Do espanto de Camões, nos Lusíadas, ao verem os navegantes portugueses a s cidades africanas, onde não se esperava encontrar cidades, e compará-las com as suas cidades “com muitas e belas casas de pedras e argamassa, muitas janelas ao nosso estilo, as ruas muito bem arranjadas”.

Foi um passo para eu descobrir os poderosos reinos de Benim, junto ao rio Níger; Mali nas savanas da África Ocidental; o Estado Yoruba de Ile-Ife a sudoeste da atual Nigéria; Caném, Gao e Gana, este o primeiro dos impérios, situados nas savanas, próximo a orla do Saara.

Na África Oriental, Zimbabwe a sudoeste da Rodésia do Sul, as cidades costeiras de Quiloa, Mombaça e Melinde, surgidas séculos antes das navegações européias de “descobrimentos”, com um comércio intenso com a China, Índia, e Arábia. Portos movimentados, navegadores, experimentados, onde europeus nunca haviam estado, afora uma controvertida viagem dos fenícios. Até 1497 eram os barcos das cidades africanas que cruzavam o Oceano Índico. Não mais lendas nem histórias, mas fatos.

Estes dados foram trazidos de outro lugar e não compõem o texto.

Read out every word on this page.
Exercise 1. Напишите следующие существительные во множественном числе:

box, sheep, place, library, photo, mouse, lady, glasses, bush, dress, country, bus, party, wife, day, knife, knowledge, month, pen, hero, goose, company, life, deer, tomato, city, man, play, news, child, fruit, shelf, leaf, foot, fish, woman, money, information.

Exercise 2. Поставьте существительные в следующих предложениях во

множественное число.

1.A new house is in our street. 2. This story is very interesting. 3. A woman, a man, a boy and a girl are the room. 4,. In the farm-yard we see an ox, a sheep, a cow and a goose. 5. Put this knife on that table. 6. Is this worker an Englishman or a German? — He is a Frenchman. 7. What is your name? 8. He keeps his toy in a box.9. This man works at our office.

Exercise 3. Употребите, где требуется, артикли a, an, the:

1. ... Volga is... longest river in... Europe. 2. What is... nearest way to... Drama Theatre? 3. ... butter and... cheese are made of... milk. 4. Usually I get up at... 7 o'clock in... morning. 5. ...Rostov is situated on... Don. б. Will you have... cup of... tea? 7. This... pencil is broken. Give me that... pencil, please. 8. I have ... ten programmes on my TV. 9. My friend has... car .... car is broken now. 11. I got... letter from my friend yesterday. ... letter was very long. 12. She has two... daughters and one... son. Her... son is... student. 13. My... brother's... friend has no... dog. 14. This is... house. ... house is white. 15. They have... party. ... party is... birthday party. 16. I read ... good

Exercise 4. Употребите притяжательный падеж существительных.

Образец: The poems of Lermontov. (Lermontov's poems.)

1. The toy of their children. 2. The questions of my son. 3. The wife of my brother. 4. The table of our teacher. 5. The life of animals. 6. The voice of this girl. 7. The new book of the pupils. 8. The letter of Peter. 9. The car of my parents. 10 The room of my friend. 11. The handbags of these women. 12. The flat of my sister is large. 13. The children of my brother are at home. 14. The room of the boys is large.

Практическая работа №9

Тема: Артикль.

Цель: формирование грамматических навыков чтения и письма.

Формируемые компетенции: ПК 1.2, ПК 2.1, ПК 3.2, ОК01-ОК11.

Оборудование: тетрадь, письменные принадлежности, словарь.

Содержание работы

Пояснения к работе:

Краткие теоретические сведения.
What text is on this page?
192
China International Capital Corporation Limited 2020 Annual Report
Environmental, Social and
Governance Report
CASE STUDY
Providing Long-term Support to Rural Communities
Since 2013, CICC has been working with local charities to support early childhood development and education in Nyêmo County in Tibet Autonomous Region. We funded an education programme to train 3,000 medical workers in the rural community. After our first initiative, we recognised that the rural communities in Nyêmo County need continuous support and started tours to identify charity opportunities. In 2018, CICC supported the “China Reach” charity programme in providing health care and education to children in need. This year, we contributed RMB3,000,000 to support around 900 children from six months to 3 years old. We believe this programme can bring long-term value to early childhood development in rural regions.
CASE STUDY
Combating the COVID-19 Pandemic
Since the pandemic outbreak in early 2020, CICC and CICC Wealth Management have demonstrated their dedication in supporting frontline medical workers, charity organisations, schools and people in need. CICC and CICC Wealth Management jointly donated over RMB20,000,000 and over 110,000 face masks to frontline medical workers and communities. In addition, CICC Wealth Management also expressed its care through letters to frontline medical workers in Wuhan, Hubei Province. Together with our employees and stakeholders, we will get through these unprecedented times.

Os palácios de Kush, casa e subterrâneos, cidades fortificadas com muros de sete metros de altura. Comércio sofisticado a ponto do de o Imperador chinês receber uma girafa de presente, como atestam pinturas chinesas.

A narrativa de escritores árabes, a respeito do reino de Gana e de seu rei Tenkamenin, do século XI, sentado “num pavilhão em torno do qual se encontravam seus cavalos ajaezados a ouro”, recebendo tributos de numerosos povos, “senhor de um grande império”, e de seu comércio com a África do norte, não corresponde à imagem que os livros escolares nos dão ao falar da contribuição do negro à formação do Brasil, “os negros importados achavam-se, em geral mais civilizados do que os nossos íncolas...” É a visão de um historiador caracterizando o negro como mão-de-obra agrícola, muito conhecido entre os livros escolares, que continua “... refletiram-se na formação de nossa gente, que herdou dela uma certa negligência crioula, uma resignação heróica para suportar a miséria, uma concepção um pouco fatalista e quiçá leviana, sem grandes preocupações do futuro...”.

É ainda a visão deturpada do europeu, levando ao negro dócil e inculto, a “dádiva da civilização ocidental”. Pouco ou nada se fala sobre as escolas muçulmanas de Direito e de cultura, e a paz que havia entre os povos citados, enquanto a Europa mergulhava em guerras, seu comércio estagnava-se e a cultura enclausurava-se nos conventos medievais, a ponto de o Imperador Carlos Magno, que dominou quase toda a Europa, ser considerado “pouco instruído” e não saber ler nem escrever.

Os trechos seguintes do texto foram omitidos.